KMail should have the capability of using signing subkeys in a complete way.

Reproducible: Always

Steps to Reproduce:
If someone has a primary key that is used for signing and one or more subkeys also used for signing then KMail encounters gpg's default behavior in that when you select the key to use to sign, KMail/gpg automatically uses the last signing subkey rather than the primary (which is what it looks like it is doing when you choose what key to use).

Actual Results:  
Your message is signed with your signing subkey rather than the primary signing key as you asked it to do.

Expected Results:  
Sign the message with the primary key.

OS: Linux (i686) release 2.6.35-28-generic
Compiler: cc
Kubuntu 10.10
GnuPG 1.4.10
GnuPG 2.0.14
libcrypt 1.4.5

Ideally there should be an option in emailidentities called
force-exact-keyid=yes
And there should be a corresponding checkbox in the GUI settings page somewhere.

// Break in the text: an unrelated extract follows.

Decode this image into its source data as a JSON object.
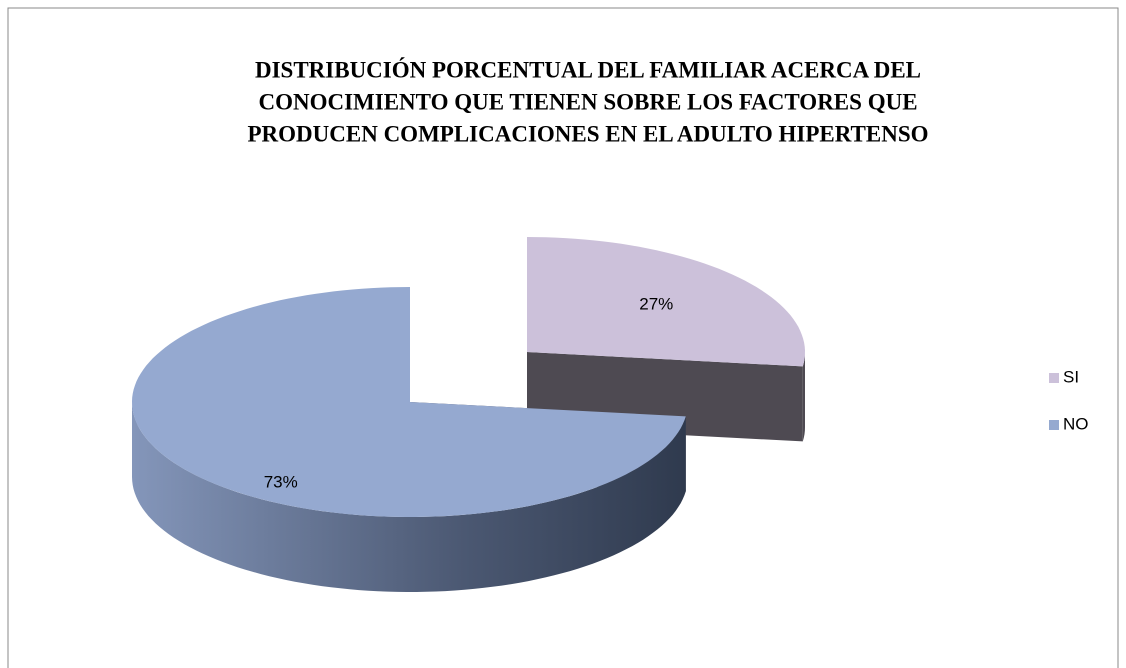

What this would do is append a ! to the end of the key fingerprint supplied in
PGP Signing Key=

This would force gpg to use the exact primary or subkey fingerprint supplied.

Additionally the GUI interface would need to be changed in one additional way so that there are no gotchas: it would need to check the keyring for all possible valid signing key and subkeys and present this list to the user when they change the default signing key.  At the moment all KMail presents the user with is a list of primary keys.
Comment 1 Laurent Montel 2015-04-12 09:53:34 UTC
Thank you for taking the time to file a bug report.

KMail2 was released in 2011, and the entire code base went through significant changes. We are currently in the process of porting to Qt5 and KF5. It is unlikely that these bugs are still valid in KMail2.

We welcome you to try out KMail 2 with the KDE 4.14 release and give your feedback.